My attention was drawn to certain discrepancies in the evidence the P.Ws. But those discrepancies were dealt with by the Magistrate and he did not consider them as in any way detracting from the truth their evidence. 8. It was next pointed out that the two lands, namely, patta Nos.127/50 and 127/201 were not contiguous lands as seen from the attachment list, that there could not have been criminal trespass in two such separate lands and that the prosecution witnesses did not make it quite clear which of the two lands there was criminal trespass. This matter was not brought to the notice of the lower Courts.
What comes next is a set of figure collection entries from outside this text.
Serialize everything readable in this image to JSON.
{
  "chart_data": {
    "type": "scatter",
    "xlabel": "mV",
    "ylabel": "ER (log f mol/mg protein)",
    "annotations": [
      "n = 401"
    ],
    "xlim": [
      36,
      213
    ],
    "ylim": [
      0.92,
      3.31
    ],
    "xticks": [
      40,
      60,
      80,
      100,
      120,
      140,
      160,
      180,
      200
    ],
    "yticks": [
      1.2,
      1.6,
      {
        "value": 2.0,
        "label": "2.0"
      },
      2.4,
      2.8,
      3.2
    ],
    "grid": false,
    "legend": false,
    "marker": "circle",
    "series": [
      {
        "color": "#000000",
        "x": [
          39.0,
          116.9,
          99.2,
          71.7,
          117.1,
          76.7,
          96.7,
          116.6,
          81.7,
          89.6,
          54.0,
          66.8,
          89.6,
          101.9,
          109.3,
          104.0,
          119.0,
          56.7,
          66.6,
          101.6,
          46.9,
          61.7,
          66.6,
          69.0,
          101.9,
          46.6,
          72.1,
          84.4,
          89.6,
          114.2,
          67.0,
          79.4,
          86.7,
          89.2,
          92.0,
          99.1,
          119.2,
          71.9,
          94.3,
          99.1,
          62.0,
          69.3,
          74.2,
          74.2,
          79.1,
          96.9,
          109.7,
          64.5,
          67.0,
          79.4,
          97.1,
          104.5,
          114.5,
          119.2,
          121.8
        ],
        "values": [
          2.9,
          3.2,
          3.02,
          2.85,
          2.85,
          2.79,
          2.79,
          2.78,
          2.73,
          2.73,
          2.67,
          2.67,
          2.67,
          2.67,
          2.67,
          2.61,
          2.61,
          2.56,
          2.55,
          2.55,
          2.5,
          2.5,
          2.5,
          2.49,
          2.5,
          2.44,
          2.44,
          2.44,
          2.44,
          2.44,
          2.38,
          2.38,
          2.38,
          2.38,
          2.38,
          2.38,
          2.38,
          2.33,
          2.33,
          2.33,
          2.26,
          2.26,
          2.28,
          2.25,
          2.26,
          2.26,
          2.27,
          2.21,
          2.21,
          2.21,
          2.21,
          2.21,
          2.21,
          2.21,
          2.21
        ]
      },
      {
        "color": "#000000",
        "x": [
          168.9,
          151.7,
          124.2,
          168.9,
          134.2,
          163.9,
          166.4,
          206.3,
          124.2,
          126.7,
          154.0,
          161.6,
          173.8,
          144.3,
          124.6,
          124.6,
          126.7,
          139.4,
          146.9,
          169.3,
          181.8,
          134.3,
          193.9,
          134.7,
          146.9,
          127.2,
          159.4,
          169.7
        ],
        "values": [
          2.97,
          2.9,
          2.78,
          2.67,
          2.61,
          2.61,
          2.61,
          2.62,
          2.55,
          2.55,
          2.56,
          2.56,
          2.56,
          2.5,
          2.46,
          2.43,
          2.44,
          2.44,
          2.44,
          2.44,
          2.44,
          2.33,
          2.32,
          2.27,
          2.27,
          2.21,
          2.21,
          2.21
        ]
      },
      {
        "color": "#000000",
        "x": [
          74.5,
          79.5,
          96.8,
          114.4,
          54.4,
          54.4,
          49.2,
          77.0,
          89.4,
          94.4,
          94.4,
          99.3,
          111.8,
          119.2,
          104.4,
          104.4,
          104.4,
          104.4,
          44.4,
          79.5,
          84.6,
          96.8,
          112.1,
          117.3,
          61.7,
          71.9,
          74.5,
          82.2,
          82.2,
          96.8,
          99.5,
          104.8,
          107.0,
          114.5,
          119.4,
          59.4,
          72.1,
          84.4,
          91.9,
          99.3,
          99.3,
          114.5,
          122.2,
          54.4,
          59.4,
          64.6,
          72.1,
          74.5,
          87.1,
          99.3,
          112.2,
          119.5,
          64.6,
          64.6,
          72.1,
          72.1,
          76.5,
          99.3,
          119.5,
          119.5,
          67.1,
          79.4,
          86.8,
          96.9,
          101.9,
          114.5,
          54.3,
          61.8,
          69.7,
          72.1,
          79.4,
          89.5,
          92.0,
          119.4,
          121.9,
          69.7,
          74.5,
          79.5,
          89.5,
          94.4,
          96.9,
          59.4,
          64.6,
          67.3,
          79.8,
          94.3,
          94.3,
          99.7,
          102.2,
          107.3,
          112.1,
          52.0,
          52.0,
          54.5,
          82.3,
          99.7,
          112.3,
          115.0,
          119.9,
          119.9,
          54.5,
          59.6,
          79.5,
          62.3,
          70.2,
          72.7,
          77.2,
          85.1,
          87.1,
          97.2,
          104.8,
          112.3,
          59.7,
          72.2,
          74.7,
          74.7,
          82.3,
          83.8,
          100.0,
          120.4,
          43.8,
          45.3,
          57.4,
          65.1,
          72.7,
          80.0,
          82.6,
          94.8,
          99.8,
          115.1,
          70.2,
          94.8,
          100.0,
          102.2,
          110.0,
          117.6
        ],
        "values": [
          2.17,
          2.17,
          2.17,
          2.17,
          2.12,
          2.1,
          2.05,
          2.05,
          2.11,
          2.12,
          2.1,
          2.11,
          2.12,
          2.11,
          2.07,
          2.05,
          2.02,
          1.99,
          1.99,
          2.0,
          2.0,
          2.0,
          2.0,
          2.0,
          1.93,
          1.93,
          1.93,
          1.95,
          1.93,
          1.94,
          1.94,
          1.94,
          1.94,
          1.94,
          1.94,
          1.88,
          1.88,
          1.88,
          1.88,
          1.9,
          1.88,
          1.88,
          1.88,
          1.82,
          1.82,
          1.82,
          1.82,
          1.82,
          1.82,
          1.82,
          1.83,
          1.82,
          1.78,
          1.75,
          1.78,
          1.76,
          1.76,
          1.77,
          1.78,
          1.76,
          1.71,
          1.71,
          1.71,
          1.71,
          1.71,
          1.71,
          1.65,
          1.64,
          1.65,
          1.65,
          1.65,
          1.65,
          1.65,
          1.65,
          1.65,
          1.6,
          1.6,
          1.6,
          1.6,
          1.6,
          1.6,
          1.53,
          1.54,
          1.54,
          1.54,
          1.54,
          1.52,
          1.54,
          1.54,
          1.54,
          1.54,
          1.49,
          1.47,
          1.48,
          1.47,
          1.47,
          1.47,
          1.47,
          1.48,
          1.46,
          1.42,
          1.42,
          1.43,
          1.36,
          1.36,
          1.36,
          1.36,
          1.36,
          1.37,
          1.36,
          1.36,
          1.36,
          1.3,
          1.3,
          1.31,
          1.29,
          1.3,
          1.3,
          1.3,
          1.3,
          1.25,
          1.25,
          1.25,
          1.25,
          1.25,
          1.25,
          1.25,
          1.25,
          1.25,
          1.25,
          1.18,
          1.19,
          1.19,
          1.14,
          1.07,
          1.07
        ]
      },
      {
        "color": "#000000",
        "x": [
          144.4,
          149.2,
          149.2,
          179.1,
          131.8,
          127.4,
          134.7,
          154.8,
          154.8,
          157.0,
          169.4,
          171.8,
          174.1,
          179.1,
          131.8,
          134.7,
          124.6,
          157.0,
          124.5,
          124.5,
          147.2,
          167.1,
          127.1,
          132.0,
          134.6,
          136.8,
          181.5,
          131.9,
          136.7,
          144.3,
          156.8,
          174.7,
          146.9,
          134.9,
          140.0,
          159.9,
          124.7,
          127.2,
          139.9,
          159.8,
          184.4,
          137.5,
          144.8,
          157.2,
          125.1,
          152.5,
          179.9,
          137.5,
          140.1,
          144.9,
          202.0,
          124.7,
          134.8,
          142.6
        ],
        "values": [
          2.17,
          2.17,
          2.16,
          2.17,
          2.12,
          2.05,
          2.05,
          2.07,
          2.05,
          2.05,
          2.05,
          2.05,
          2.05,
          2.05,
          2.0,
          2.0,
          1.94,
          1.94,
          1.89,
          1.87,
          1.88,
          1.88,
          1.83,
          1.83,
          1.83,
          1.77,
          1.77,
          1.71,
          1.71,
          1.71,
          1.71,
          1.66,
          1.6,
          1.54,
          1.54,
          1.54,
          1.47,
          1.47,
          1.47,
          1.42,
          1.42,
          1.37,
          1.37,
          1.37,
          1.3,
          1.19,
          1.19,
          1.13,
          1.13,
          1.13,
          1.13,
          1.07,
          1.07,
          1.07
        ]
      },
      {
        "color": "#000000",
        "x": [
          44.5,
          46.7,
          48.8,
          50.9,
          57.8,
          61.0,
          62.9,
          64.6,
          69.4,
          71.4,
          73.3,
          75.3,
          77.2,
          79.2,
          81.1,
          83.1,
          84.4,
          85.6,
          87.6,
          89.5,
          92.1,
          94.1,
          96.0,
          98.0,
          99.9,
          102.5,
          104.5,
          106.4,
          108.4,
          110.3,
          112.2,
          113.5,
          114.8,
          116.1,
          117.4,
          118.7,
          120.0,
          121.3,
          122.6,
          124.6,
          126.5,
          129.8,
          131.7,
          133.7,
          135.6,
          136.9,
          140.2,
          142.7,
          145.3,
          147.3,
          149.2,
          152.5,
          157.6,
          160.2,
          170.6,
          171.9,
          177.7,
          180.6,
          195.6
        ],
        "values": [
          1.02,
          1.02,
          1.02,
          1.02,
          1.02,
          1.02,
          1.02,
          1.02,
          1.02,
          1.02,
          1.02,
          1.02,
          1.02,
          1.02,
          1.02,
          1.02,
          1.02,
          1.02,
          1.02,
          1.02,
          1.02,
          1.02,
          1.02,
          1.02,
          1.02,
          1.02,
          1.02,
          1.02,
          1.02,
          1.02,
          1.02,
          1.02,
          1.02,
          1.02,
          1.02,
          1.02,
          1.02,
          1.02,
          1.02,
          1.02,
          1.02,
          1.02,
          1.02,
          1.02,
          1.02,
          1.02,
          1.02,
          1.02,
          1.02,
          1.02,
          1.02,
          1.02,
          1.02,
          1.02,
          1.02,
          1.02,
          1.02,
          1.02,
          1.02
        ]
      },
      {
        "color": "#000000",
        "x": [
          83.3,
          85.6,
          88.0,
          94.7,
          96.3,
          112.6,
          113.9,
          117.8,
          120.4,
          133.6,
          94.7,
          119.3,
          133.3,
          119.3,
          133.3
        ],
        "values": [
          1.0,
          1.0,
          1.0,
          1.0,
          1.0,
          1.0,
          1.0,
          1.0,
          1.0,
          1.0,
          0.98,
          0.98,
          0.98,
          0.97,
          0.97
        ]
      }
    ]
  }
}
The case of the respondent was that the two lands were contiguous lands, P.W.6 had, in fact, stated that the patta lies in a compact area. P.W.1 also had said that the dispute lands consisted of 3 plots lying touching each other. Even the petitioners in their statements before the Court did not say that the two lands were not contiguous. Hence, in revision, I cannot accept the new point raised for the first time regarding which there has been no reference to this Court by the Additional Sessions Judge. 9. I see no merits at all in this revision petition and reference. It is dismissed. Revision and reference dismissed.